René Marratier, le 4 avril 2016, à la cour d'appel de Poitiers. — MEHDI FEDOUACH / AFP

La cour d’appel de Poitiers vient de rendre son délibéré dans l’affaire de la catastrophe Xynthia à La Faute-sur-mer (Vendée). René Marratier, ex-maire de la commune où 29 personnes ont péri noyées dans l’inondation causée par la tempête en 2010, a été condamné à deux ans de prison avec sursis et à une interdiction définitive d’exercer une fonction publique.
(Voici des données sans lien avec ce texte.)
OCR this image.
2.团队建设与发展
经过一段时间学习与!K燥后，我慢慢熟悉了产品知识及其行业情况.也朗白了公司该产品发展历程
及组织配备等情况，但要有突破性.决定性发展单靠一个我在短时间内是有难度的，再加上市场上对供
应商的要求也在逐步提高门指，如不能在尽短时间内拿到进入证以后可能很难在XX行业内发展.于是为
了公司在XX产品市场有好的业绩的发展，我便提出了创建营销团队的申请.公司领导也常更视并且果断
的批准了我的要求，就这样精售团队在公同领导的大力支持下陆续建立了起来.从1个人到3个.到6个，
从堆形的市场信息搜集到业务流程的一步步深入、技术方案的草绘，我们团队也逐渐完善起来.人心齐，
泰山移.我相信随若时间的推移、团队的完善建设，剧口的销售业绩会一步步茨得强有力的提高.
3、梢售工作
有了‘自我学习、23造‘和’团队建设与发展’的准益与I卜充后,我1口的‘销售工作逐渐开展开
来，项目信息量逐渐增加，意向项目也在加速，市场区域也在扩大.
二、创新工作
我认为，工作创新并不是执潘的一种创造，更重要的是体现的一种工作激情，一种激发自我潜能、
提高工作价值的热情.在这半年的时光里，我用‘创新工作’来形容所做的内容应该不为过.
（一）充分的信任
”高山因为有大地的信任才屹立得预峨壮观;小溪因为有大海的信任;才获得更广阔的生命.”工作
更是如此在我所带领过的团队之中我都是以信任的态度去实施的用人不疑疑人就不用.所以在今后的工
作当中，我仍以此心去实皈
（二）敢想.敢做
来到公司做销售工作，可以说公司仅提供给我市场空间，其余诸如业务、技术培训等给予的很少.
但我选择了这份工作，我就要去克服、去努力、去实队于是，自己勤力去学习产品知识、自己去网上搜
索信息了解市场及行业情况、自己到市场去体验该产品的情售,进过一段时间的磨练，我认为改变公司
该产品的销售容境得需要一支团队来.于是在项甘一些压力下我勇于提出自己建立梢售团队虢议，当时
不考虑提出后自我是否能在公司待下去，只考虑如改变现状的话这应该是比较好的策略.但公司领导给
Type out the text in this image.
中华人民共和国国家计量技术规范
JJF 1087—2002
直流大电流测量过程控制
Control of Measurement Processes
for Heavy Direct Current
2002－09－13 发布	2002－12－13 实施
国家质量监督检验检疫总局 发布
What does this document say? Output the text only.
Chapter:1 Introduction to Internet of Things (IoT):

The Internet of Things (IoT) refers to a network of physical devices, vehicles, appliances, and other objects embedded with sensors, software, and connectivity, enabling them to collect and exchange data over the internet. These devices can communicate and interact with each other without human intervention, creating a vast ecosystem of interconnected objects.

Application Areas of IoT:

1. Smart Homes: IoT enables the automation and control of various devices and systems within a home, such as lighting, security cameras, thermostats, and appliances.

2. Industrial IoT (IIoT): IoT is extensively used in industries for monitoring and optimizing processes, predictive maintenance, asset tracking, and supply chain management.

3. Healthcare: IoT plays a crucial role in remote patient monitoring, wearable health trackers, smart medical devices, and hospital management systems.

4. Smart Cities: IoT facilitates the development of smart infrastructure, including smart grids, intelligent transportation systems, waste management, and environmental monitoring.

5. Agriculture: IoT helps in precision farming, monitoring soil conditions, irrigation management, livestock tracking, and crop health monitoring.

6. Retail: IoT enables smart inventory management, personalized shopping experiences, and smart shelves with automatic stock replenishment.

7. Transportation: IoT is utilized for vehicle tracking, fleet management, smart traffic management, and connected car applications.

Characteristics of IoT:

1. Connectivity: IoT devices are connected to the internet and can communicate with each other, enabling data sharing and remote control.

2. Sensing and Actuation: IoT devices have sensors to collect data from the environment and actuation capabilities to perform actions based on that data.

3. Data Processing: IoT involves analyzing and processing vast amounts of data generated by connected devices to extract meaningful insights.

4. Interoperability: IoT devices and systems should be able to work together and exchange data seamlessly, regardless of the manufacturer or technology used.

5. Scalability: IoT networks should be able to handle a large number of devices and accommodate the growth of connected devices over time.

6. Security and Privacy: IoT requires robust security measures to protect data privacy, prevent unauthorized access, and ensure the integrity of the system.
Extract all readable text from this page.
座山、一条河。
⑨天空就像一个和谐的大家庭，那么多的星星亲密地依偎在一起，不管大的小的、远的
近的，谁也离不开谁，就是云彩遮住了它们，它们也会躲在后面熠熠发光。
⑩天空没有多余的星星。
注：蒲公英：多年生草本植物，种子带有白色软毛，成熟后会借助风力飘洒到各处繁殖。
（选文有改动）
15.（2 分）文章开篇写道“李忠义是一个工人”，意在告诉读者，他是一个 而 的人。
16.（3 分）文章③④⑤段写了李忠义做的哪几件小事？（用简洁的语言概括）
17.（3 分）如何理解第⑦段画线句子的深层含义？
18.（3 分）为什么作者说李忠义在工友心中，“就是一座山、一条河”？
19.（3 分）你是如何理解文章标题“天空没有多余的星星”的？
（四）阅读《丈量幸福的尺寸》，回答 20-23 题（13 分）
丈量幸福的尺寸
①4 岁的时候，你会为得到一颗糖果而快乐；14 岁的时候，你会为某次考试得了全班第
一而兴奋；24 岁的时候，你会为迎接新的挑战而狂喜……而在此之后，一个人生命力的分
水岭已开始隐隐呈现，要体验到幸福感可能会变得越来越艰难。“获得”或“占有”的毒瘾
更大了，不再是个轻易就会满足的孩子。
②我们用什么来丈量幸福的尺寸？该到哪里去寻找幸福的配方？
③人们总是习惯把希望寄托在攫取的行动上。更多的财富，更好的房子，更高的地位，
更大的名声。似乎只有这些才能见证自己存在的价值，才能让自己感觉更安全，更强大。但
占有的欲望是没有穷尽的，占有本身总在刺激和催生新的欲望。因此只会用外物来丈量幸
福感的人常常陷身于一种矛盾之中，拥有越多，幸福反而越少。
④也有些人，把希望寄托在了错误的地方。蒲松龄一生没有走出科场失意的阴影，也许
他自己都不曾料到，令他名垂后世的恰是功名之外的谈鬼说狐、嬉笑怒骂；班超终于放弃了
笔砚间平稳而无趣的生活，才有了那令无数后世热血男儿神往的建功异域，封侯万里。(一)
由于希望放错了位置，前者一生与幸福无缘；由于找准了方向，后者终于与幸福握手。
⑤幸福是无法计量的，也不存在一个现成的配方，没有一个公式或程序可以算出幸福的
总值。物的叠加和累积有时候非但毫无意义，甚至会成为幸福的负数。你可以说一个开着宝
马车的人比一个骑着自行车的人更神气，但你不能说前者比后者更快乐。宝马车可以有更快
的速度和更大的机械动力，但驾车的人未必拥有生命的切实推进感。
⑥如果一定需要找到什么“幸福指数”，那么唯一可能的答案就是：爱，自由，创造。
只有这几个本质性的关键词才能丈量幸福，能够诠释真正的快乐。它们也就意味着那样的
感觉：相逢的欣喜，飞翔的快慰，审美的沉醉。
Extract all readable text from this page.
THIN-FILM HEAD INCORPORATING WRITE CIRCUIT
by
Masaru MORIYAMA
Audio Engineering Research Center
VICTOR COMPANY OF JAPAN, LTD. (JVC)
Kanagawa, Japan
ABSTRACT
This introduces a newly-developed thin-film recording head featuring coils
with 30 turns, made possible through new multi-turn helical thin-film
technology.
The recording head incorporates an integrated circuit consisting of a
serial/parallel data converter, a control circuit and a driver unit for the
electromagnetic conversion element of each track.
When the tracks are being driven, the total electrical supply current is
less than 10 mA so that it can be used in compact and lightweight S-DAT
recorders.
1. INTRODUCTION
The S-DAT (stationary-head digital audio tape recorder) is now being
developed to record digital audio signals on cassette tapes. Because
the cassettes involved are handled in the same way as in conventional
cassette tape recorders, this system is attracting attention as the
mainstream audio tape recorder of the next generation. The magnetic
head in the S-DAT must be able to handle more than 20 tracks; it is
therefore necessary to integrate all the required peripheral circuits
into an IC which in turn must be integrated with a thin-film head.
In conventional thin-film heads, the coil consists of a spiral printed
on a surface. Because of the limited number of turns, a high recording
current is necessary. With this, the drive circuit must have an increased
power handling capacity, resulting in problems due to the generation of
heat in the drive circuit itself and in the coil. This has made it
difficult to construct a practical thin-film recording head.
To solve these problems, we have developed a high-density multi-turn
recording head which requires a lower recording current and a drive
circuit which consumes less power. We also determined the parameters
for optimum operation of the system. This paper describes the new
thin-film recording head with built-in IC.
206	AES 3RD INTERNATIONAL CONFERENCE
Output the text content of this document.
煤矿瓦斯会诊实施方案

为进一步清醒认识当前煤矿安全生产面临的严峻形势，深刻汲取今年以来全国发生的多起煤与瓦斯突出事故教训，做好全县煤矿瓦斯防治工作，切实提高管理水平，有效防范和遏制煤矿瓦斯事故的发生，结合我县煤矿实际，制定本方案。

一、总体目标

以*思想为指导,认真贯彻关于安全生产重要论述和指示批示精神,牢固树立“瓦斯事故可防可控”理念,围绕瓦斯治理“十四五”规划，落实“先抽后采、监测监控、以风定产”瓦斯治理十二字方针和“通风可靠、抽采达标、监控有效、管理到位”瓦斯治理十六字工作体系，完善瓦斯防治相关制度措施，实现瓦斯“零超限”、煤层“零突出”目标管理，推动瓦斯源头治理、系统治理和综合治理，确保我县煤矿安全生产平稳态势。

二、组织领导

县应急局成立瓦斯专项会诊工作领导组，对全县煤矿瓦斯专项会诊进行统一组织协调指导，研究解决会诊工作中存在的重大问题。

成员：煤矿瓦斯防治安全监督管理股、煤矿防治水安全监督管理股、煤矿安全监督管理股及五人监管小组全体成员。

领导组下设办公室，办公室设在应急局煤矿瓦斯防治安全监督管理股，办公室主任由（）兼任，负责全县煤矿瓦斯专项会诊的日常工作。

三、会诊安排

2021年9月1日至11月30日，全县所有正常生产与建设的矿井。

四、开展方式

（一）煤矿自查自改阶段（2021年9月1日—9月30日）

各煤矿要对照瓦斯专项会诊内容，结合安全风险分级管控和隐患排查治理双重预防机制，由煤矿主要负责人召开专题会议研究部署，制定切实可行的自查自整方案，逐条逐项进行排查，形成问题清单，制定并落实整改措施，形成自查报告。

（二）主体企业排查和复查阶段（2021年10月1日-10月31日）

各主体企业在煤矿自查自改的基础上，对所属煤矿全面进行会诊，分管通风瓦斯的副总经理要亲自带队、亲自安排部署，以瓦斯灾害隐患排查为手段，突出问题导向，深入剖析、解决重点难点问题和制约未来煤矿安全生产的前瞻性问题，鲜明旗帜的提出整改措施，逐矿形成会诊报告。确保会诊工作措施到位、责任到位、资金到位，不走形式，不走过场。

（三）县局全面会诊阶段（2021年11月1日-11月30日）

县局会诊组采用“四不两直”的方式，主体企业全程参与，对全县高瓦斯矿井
Une sanction bien plus clémente que celle requise par l’avocat général (deux ans de prison ferme) et, surtout, celle prononcée en première instance fin 2014 par le tribunal correctionnel des Sables d’Olonne (quatre ans ferme), que René Marratier avait qualifié à l’époque de « scandale d’Etat ».

Homicides involontaires

A Poitiers, l’élu, 63 ans, était de nouveau poursuivi pour homicides involontaires et mise en danger de la vie d’autrui.

Il lui était reproché d’avoir laissé s’établir des lotissements dans une zone théoriquement inconstructible sans avoir mis en place des plans de prévention et de secours, tout en connaissant parfaitement les risques d’inondation dans la station balnéaire.

L’ex-adjointe à l’urbanisme relaxée

Françoise Babin, l’ancienne adjointe à l’urbanisme de La Faute, a, elle, été relaxée par la cour d’appel ce lundi. Elle avait été condamnée à deux ans de prison ferme en première instance.

Il lui était reproché d’avoir délivré des permis de construire irréguliers en zone inondable, causant involontairement la mort de quatre membres d’une même famille et exposant à un risque de mort onze familles. Elle s’était fermement défendue durant l’appel, affirmant « n’avoir jamais mélangé » ses fonctions d’élu et d’agent immobilier.

Des parties civiles en pleurs

Le fils de Françoise Babin, Philippe Babin, président de l’association syndicale des marais de La Faute, a également été relaxé, tout comme deux sociétés de BTP poursuivies en tant que personnes morales.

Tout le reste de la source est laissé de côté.